Signatures also miss zero-day attacks that target vulnerabilities in software or operating systems, such as Heartbleed or Duqu 2.0. These vulnerabilities are virtually impossible to detect via signatures because they only stop known threats.
Creating new signatures is a tried and tested solution. It’s the bedrock of everything from antivirus software to next-generation firewalls, intrusion detection systems (IDS) and intrusion prevention systems (IPS).

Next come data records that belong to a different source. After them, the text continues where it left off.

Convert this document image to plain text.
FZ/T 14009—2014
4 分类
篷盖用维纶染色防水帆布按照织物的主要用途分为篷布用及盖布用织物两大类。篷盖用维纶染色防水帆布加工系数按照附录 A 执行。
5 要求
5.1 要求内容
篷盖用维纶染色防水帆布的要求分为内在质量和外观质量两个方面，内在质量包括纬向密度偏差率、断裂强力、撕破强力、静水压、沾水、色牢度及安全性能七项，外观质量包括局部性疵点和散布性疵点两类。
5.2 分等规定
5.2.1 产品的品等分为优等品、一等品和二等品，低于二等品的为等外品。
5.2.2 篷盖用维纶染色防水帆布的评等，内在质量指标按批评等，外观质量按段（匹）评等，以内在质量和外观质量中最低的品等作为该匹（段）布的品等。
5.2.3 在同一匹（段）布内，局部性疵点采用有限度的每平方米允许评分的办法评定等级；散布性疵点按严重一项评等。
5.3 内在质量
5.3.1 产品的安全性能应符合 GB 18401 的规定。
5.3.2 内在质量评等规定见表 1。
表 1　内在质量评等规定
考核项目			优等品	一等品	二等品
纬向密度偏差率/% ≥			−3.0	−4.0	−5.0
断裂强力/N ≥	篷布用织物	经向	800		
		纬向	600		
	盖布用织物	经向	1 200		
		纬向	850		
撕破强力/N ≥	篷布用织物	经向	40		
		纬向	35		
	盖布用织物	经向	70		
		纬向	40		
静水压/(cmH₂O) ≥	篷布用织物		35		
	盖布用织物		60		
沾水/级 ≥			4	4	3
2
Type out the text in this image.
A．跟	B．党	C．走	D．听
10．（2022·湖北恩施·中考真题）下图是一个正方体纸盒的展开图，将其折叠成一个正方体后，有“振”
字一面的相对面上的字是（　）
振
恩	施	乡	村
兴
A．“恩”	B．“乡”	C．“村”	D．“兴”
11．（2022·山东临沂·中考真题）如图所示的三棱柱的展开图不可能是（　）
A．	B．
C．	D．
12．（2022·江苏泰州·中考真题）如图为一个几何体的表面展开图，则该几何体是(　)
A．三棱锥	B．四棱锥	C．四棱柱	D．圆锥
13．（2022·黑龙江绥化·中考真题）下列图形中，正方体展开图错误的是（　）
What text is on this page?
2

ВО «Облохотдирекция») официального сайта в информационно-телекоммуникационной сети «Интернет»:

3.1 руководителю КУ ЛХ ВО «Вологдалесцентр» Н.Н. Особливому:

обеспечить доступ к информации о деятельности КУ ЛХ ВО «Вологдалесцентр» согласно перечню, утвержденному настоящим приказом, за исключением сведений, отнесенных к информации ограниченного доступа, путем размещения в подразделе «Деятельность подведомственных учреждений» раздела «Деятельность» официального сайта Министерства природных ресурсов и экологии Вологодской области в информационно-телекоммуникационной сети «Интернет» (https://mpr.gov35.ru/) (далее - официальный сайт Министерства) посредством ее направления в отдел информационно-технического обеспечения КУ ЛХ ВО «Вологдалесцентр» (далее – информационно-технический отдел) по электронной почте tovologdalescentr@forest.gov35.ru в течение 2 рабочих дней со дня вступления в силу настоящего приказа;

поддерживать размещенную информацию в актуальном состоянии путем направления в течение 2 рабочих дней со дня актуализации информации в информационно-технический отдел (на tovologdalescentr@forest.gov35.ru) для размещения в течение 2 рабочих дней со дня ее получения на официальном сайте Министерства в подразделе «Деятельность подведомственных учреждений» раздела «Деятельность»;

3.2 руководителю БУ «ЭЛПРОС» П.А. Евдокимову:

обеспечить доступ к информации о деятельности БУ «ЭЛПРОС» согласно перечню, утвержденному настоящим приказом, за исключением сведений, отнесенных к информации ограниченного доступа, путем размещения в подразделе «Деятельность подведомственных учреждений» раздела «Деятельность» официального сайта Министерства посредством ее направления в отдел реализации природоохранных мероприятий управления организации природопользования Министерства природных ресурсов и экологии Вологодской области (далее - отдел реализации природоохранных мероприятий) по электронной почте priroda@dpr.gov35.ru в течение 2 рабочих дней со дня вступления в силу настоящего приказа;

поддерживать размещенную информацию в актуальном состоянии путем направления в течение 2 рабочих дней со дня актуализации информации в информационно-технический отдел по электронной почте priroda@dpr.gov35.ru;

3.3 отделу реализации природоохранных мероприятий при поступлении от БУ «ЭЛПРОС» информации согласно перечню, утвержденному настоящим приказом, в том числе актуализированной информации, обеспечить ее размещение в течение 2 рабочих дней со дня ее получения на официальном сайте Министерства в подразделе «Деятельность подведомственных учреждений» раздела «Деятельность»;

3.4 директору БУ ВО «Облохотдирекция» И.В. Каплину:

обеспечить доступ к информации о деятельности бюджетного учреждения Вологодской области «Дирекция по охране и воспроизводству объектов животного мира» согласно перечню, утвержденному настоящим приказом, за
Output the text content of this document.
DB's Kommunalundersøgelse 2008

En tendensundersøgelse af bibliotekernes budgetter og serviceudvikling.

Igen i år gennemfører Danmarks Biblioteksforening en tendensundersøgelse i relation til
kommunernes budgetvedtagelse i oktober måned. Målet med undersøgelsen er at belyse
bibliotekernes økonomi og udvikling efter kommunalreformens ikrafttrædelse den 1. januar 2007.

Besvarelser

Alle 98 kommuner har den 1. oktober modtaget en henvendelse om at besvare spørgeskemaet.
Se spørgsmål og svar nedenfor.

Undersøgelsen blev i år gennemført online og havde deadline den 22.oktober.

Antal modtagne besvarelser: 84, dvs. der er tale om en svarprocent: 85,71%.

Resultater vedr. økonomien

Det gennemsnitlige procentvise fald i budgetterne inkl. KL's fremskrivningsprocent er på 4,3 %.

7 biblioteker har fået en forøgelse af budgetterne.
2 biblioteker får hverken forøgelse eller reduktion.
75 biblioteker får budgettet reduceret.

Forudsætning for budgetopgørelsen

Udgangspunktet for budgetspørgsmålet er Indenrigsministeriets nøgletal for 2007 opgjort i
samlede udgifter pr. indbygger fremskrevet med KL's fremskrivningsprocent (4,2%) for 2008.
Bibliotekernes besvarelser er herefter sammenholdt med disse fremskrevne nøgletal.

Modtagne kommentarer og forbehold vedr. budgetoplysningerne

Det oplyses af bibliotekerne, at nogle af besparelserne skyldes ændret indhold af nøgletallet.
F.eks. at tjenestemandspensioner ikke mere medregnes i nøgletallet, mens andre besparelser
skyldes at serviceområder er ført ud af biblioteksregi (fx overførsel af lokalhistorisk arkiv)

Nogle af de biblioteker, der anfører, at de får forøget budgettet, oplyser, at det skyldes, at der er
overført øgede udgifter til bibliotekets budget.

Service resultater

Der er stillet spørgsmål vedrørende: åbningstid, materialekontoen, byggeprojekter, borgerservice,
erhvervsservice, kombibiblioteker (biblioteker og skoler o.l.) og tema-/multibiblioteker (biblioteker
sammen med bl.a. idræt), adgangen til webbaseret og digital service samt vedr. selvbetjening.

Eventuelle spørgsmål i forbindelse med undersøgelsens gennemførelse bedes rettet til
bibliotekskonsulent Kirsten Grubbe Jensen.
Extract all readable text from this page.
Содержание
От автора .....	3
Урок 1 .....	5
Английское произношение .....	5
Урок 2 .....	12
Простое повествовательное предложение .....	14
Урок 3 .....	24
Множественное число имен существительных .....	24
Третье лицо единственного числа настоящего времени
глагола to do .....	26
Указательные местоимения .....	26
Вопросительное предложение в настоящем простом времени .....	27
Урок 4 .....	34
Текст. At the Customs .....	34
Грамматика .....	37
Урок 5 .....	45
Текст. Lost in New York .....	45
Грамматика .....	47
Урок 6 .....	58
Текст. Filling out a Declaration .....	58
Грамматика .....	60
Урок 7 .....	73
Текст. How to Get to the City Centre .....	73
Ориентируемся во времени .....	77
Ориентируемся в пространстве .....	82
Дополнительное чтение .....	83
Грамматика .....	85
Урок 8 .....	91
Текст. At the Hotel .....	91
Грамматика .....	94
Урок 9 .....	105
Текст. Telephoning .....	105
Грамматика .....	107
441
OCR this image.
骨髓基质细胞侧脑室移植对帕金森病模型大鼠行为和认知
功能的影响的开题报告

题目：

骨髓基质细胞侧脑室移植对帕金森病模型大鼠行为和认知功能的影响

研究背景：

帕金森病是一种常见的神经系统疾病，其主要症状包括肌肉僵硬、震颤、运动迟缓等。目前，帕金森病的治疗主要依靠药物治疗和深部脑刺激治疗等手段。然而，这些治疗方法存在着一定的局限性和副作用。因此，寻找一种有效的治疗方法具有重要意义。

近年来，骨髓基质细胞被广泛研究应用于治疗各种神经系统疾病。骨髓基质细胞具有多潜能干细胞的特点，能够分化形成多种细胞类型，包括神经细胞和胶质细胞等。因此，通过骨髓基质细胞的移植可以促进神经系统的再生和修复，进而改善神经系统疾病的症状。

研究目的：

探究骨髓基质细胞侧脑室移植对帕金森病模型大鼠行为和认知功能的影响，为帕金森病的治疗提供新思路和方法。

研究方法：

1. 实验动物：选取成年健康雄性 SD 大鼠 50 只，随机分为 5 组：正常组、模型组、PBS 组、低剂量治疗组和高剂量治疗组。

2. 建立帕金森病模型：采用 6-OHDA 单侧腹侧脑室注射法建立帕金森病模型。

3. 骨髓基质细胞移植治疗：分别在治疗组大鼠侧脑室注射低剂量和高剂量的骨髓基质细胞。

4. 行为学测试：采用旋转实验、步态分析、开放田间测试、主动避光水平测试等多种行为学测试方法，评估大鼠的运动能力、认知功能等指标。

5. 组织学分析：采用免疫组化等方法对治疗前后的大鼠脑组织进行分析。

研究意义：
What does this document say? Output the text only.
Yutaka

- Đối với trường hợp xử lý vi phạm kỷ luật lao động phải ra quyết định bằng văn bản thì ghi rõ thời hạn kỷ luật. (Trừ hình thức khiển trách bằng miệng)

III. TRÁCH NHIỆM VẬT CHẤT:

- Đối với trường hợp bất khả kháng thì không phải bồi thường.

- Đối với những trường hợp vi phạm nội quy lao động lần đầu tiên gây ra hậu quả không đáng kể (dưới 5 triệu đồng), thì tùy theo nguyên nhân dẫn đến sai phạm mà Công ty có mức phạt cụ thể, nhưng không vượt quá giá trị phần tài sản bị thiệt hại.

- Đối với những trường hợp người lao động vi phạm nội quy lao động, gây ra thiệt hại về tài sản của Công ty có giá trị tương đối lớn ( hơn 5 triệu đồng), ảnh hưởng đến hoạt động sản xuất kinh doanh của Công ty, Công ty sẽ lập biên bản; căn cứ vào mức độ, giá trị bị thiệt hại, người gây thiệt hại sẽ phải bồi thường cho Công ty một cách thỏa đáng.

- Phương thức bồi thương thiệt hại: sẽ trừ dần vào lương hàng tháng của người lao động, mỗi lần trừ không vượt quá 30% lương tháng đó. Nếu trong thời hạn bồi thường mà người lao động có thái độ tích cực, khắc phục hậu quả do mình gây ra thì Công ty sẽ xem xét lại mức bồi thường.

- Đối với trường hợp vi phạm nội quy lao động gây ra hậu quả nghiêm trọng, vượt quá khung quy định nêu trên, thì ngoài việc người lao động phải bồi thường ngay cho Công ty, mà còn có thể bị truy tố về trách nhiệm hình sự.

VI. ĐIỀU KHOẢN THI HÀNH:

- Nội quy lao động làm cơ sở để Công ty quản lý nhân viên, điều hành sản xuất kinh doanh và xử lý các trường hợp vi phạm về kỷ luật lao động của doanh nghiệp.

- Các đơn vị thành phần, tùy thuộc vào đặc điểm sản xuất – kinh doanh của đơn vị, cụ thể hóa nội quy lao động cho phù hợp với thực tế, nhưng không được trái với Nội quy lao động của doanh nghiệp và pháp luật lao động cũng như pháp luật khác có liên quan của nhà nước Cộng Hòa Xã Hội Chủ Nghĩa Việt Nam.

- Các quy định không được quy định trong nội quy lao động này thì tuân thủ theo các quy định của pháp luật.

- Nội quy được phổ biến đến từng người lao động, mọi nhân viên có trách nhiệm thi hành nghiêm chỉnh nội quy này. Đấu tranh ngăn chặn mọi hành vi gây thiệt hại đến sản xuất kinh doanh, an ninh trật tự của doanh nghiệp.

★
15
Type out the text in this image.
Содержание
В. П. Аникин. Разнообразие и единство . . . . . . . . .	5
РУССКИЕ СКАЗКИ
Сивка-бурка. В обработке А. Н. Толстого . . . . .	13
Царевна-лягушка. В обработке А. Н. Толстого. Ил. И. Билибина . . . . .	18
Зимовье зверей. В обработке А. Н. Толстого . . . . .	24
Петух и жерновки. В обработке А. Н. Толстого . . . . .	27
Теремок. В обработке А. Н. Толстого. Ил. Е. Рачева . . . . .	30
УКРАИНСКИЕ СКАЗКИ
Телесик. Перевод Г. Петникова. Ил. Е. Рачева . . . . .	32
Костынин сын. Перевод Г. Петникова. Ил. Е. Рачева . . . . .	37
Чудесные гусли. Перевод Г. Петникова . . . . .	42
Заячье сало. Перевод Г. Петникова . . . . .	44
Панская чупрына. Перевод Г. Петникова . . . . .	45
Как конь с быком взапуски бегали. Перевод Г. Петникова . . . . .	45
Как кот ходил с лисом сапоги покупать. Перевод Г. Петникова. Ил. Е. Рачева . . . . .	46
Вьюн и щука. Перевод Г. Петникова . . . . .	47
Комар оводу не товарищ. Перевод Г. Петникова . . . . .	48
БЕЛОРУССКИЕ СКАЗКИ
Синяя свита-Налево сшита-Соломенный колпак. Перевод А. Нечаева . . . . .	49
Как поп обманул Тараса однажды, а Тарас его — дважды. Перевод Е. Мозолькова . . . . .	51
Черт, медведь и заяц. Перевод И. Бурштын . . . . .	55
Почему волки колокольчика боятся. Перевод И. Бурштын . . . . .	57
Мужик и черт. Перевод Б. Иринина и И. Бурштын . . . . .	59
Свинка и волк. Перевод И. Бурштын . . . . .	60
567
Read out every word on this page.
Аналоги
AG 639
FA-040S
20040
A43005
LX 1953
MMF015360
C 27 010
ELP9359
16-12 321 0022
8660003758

However, they are always several steps behind attackers and can create a false sense of security.
Focus on attacker behaviour
Attackers can change malware, search for unknown vulnerabilities and steal data from systems they have permission to access. But they can’t change their attack behaviours as they spy, spread and steal from a victim’s network.
These behaviours can be observed, giving organisations real-time visibility into active threats inside their networks. Today, the savviest organisations complement their signature-based defences with automated threat management. They stay up-to-date on prevalent attacker Tactics, Techniques and Procedures (TTPs) from evidence-based sources like the Mitre ATT&CK framework, to hypothesise possible attacks and put appropriate controls in place.
Spotting the weak signals of an attack, hidden in the cacophony of communications, isn’t easy and requires smart, adaptive software. By combining data science, Machine Learning and behavioural analysis, automated threat management detects malicious behaviours inside the network, regardless of the attacker’s attempt to evade signatures and whether it’s an insider or outsider threat.
By focusing on attack behaviours and actions, automated threat management can identify every phase of an active attack – command and control, botnet monetisation, internal reconnaissance, lateral movement and data exfiltration – without signatures or reputation lists.
Behaviour-based threat detections also identify internal reconnaissance scans and port scans, Kerberos client activity and the spread of malware inside a network. Data science models are effective at neutralising an attacker’s use of domain-generation algorithms to create an endless supply of URLs for their threats.
Cybercriminals always look for new ways to conceal their attack communications and one of the most effective – and fastest-growing – ways to do this is by hiding within another allowed protocol. For example, an attacker can use benign HTTP communication but embed coded messages in text fields, headers or other parameters in the session. By riding shotgun on an allowed protocol, the attacker can communicate without detection.
However, the detection models inherent in automated threat management can reveal these hidden tunnels by learning and analysing the timing, volume and sequencing of traffic.
Staying ahead of network threats
Nimble attackers can easily create and hide their exploits in an infinite number of ways. Consequently, the limitations of signatures should be complemented with automated threat management models that continuously learn new attack behaviours and adapt to network changes.
It’s time to jump off the signature hamster wheel, gain visibility and an understanding of the previously unknown inside your networks and cloud, and get ahead of attackers by automatically detecting and analysing the behaviours and actions that belie an attack and mitigate the threat before damage is done.